De haber estado de mejor humor, habría disfrutado del trayecto, que le llevaba a través de un paisaje ondulado de bosques y praderas, rápidos arroyos, campos agrícolas con tierra negra recién arada para la siembra de primavera, los emblemáticos silos y graneros rojos. Sin embargo, dado su estado de ánimo, esos paisajes bucólicos se reducían a una extensión húmeda, fangosa: un páramo que simbolizaba el mal tiempo y la decadencia de la agricultura.
Lo primero que vio en los alrededores de Siracusa reforzó sus pensamientos funestos. Recordó haber leído en algún sitio que la ciudad se alzaba a los pies del lago Onondaga, cuya fama surgía de haber sido uno de los lagos más contaminados de Estados Unidos: una masa de agua en torno a la cual a pocas personas sensatas les gustaría vivir, navegar o pescar. Eso hizo aflorar un recuerdo de su infancia en el Bronx, un recuerdo de Eastchester Bay y su turbio canal de navegación, constantemente removido por barcazas y remolcadores. La bahía era una extensión aceitosa del estrecho de Long Island, donde no parecía que viviera nada salvo algas sucias y horribles cangrejos marrones (bichos blindados, incomibles, primigenios, escurridizos); de solo pensarlo todavía se le erizaba el vello de los brazos.
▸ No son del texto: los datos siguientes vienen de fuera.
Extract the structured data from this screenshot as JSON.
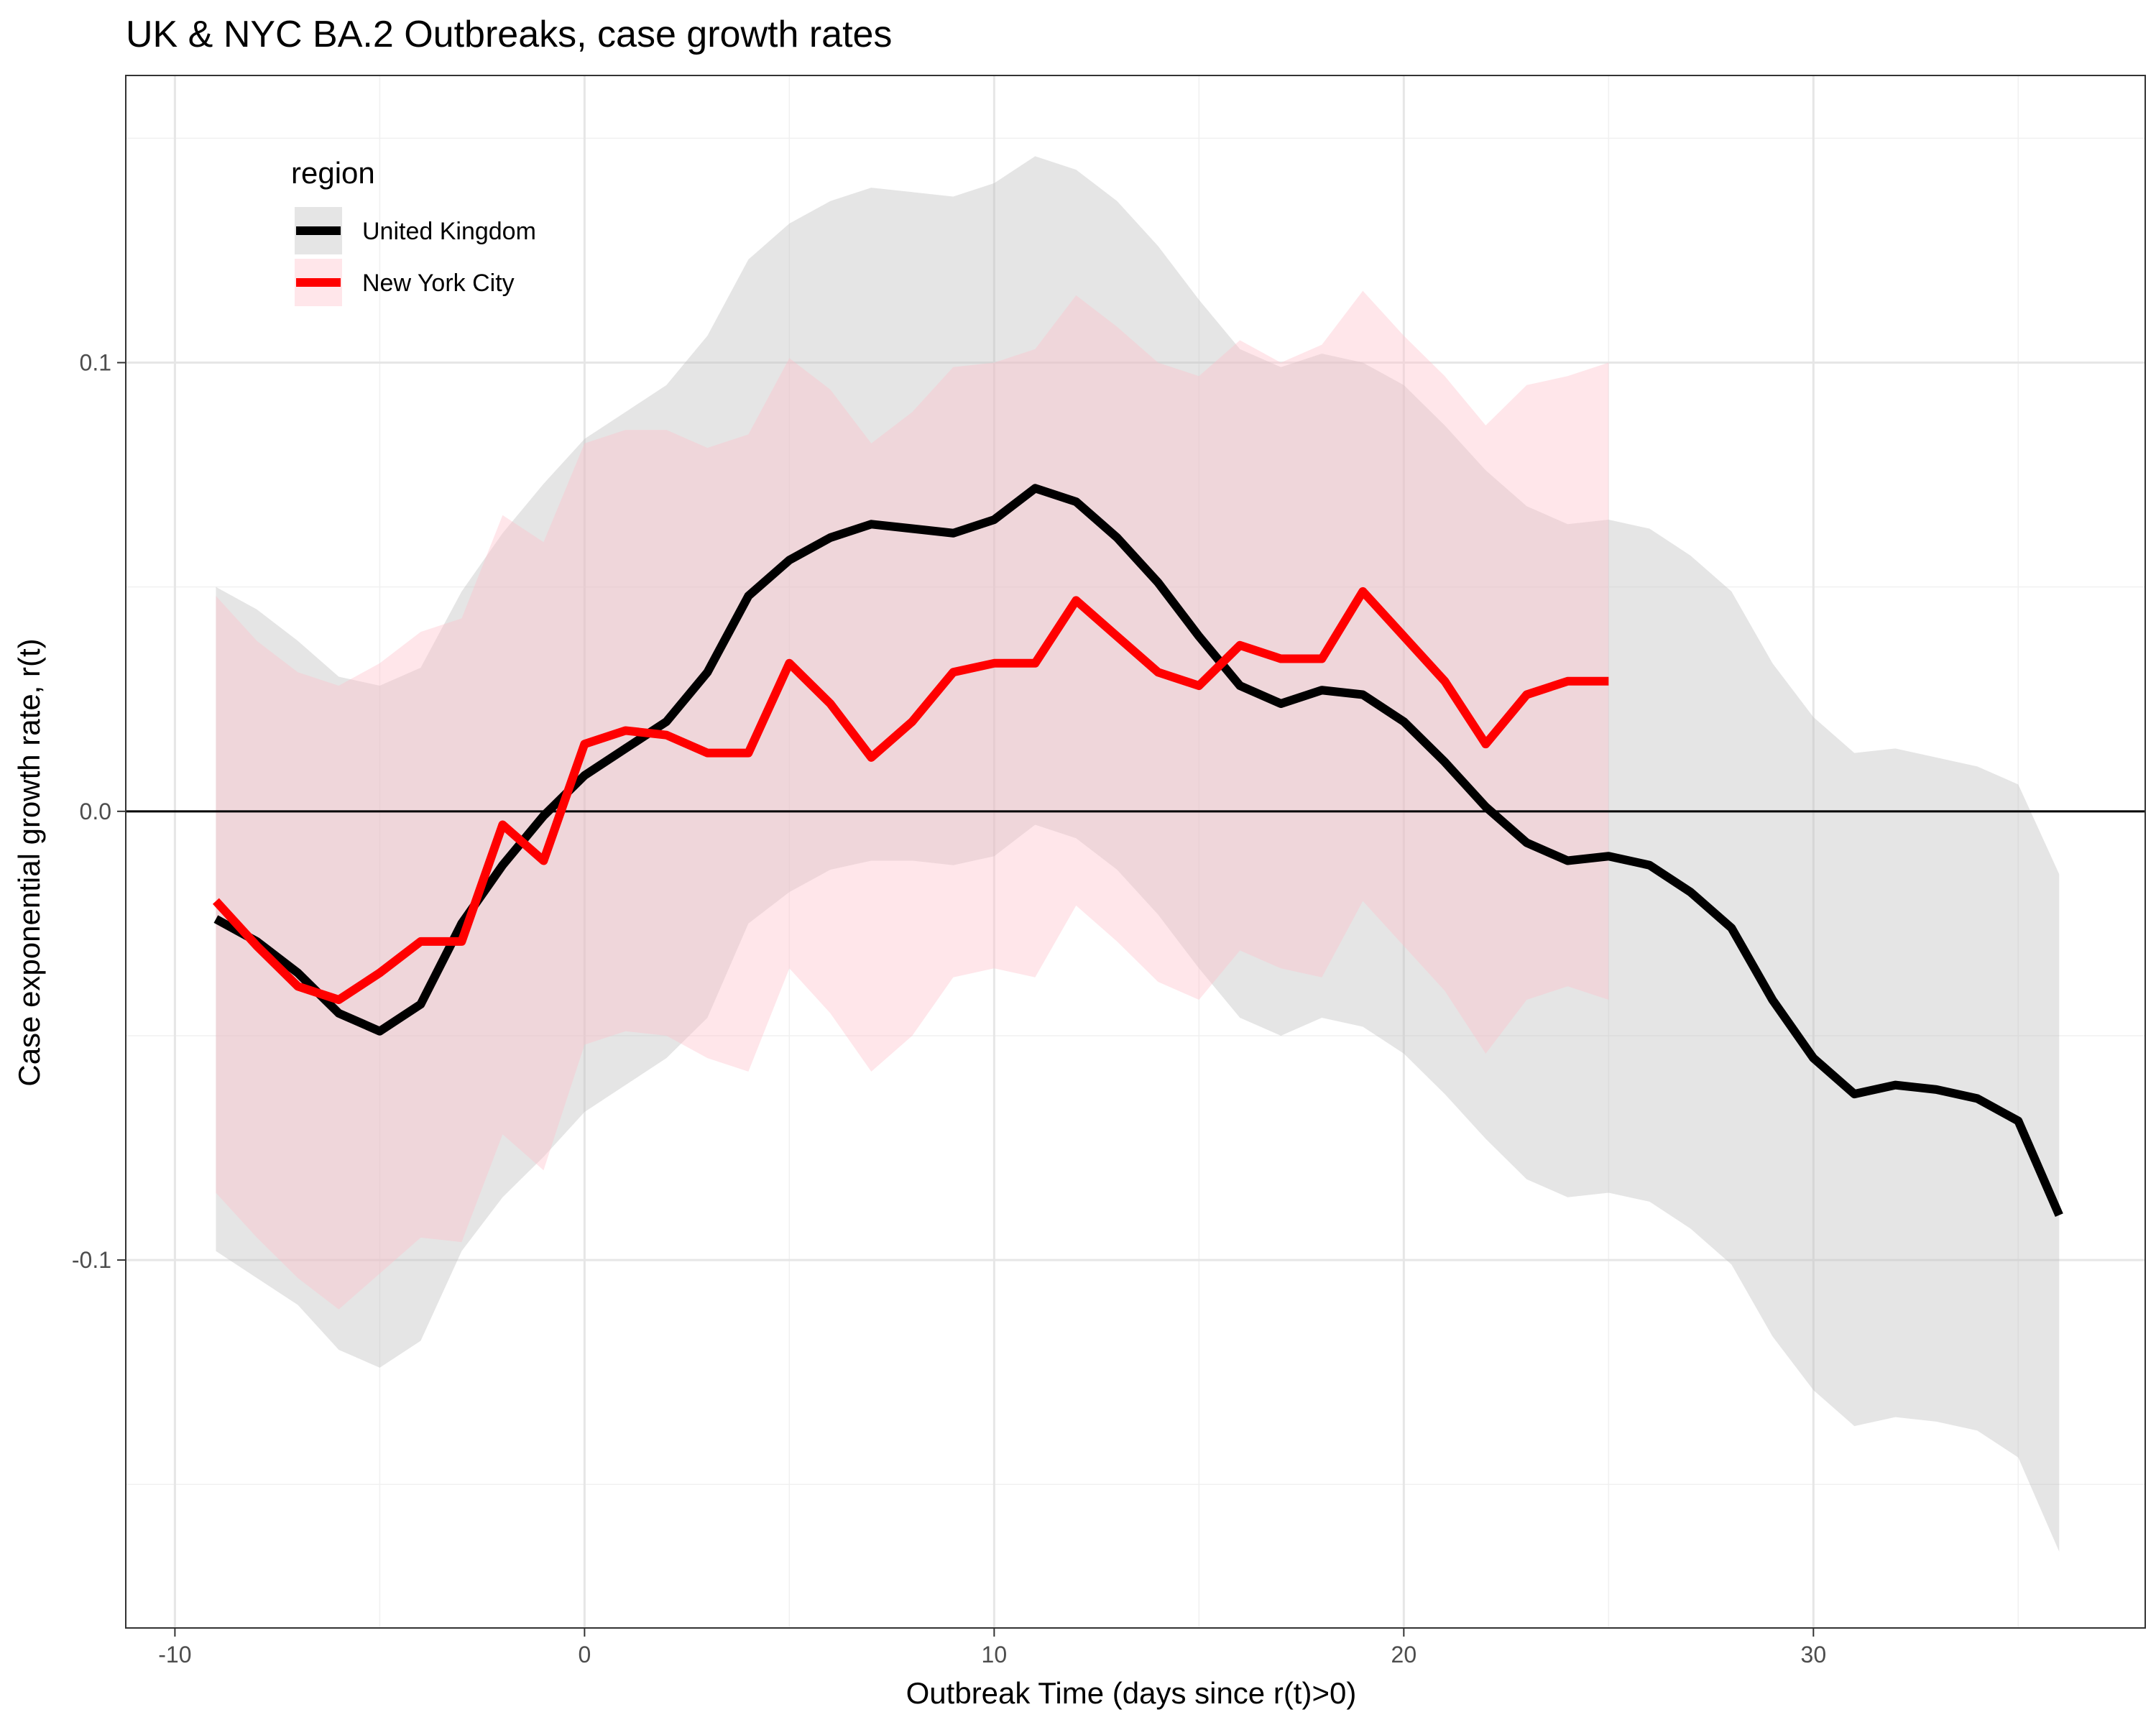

Gurney siguió el Miata de Kim cuando este se desvió de la interestatal hacia un barrio que tenía un aspecto decadente y donde al parecer no existía ninguna ordenanza urbanística. Pasó por delante de una secuencia caprichosa de pequeñas viviendas unifamiliares, espaciosas casas antiguas ahora fracturadas en diversos apartamentos, tiendas abiertas las veinticuatro horas venidas a menos, edificios comerciales deprimentes y espacios abiertos desolados rodeados de vallas de tela metálica.
A la altura de un puesto de comida para llevar —Onondaga Princes of Pizza—, el Miata giró en una pequeña calle lateral. Se detuvo frente a una casa como la de Archie Bunker. Estaba separada por estrechos senderos que conducían a residencias idénticas a cada lado. Un trozo de terreno desigual delante —no mucho más grande que una tumba doble— parecía necesitar con urgencia que alguien le pusiera flores o plantara hierba. Gurney aparcó detrás de Kim y observó mientras ella salía del pequeño vehículo, lo cerraba y verificaba las dos puertas. La joven levantó la cabeza y miró al sendero que llevaba hacia la casa. A Gurney le pareció que lo hacía con recelo. Cuando se acercó, Kim le ofreció una sonrisa nerviosa.